EDITORIAL | Negação da diplomacia

Precisamente ao meio-dia, horário local, do próximo dia 20, quarta-feira, tomará posse o 46º presidente dos Estados Unidos, Joe Biden. Assim está escrito e deve acontecer, embora os partidários de Donald Trump continuem prometendo manifestações em todo o país, sem contar um novo cerco ao Congresso. Ou seja, pela primeira vez em mais de duzentos anos, desde a fundação do país, existe algum grau de imprevisibilidade na transição e riscos cujas proporções e seriedade podem ser mais bem avaliados a partir do pedido da presidente do Congresso aos comandantes militares para que mantenham longe do atual presidente o fatídico botão capaz de desencadear um ataque nuclear, se acionado.
Desconsideradas as hipóteses mais absurdas, por confiança nos sistemas de segurança do país, há que torcer para que tudo termine bem, que a transição se complete, mesmo que se possa dar como inevitáveis tumultos cuja extensão é difícil antecipar. Uma vez empossado o novo presidente, baixada a poeira, as preocupações mudam de direção e fatalmente chegarão a Brasília, onde o atual governo, ignorando todas as regras da diplomacia, em que o Brasil já foi tido como exemplo, não só apoiou ostensivamente o candidato derrotado como vem hostilizando o vitorioso, numa atitude tão despropositada que pode ser classificada como interferência em assuntos internos de outro país. Também por este lado, nada que tenha sido visto antes.
Não é este jornal, não é apenas a imprensa em geral que enxergam o problema e chamam atenção para os riscos a que o país está sendo exposto desnecessariamente. No Ministério das Relações Exteriores, o Itamaraty de belas e aplaudidas tradições, entidades que representam os diplomatas brasileiros, aposentados inclusive, também chamam atenção para a sequência de equívocos cometidos e condenam as posições do chanceler Ernesto Araújo, que definem como a própria negação da diplomacia. “A situação está chegando a um ponto inimaginável e não há precedentes na história”, resume o respeitado embaixador e ex-chanceler Rubens Ricupero.
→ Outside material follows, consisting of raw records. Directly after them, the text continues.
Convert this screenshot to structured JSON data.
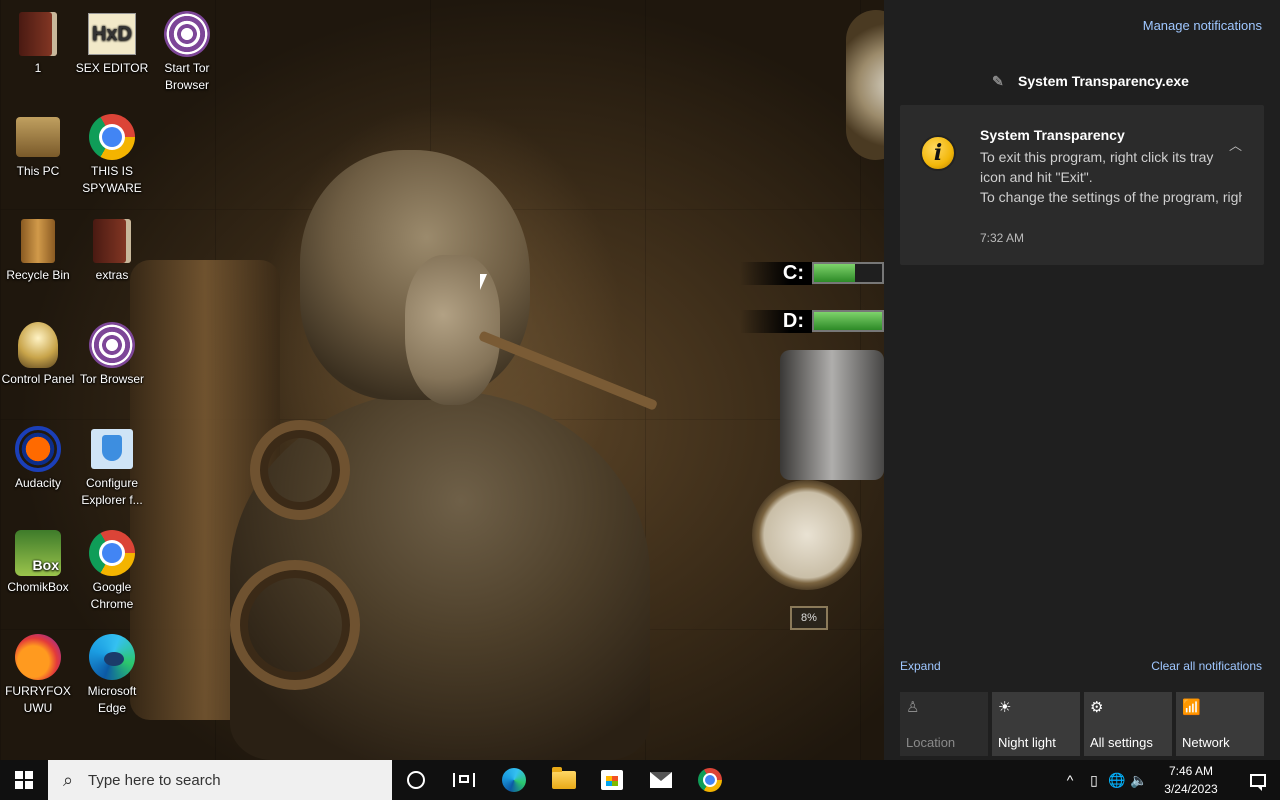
{
  "desktop": {
    "icons": [
      {
        "label": "1",
        "icon": "book-icon"
      },
      {
        "label": "SEX EDITOR",
        "icon": "hxd-icon",
        "glyph": "HxD"
      },
      {
        "label": "Start Tor Browser",
        "icon": "tor-icon"
      },
      {
        "label": "This PC",
        "icon": "computer-icon"
      },
      {
        "label": "THIS IS SPYWARE",
        "icon": "chrome-icon"
      },
      {
        "label": "Recycle Bin",
        "icon": "recycle-bin-icon"
      },
      {
        "label": "extras",
        "icon": "book-icon"
      },
      {
        "label": "Control Panel",
        "icon": "lightbulb-icon"
      },
      {
        "label": "Tor Browser",
        "icon": "tor-icon"
      },
      {
        "label": "Audacity",
        "icon": "audacity-icon"
      },
      {
        "label": "Configure Explorer f...",
        "icon": "shield-icon"
      },
      {
        "label": "ChomikBox",
        "icon": "chomikbox-icon",
        "glyph": "Box"
      },
      {
        "label": "Google Chrome",
        "icon": "chrome-icon"
      },
      {
        "label": "FURRYFOX UWU",
        "icon": "firefox-icon"
      },
      {
        "label": "Microsoft Edge",
        "icon": "edge-icon"
      }
    ],
    "widgets": {
      "drive_c": {
        "label": "C:",
        "fill_fraction": 0.6
      },
      "drive_d": {
        "label": "D:",
        "fill_fraction": 1.0
      },
      "gauge_value": "8%"
    }
  },
  "action_center": {
    "manage_label": "Manage notifications",
    "app_name": "System Transparency.exe",
    "notification": {
      "title": "System Transparency",
      "line1": "To exit this program, right click its tray icon and hit \"Exit\".",
      "line2": "To change the settings of the program, right click the icon and sele",
      "time": "7:32 AM"
    },
    "expand_label": "Expand",
    "clear_label": "Clear all notifications",
    "quick_actions": [
      {
        "label": "Location",
        "icon": "location-icon",
        "glyph": "♙",
        "enabled": false
      },
      {
        "label": "Night light",
        "icon": "brightness-icon",
        "glyph": "☀",
        "enabled": true
      },
      {
        "label": "All settings",
        "icon": "gear-icon",
        "glyph": "⚙",
        "enabled": true
      },
      {
        "label": "Network",
        "icon": "network-icon",
        "glyph": "📶",
        "enabled": true
      }
    ]
  },
  "taskbar": {
    "search_placeholder": "Type here to search",
    "clock_time": "7:46 AM",
    "clock_date": "3/24/2023",
    "tray": {
      "chevron": "^",
      "globe": "🌐",
      "speaker": "🔈"
    }
  },
  "colors": {
    "accent_link": "#9fc7ff",
    "panel_bg": "#1f1f1f",
    "toast_bg": "#2b2b2b"
  }
}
Ele também informa que tem conversado com altas fontes da diplomacia norte-americana e da equipe de transição, podendo afirmar que Araújo tem uma péssima reputação nestas esferas. A ponto de poder afirmar que, na sua percepção – e na atenta observação de seus interlocutores – não há como evitar uma ruptura na relação bilateral, caso o chanceler permaneça no seu posto. O tamanho do prejuízo dispensa comentários.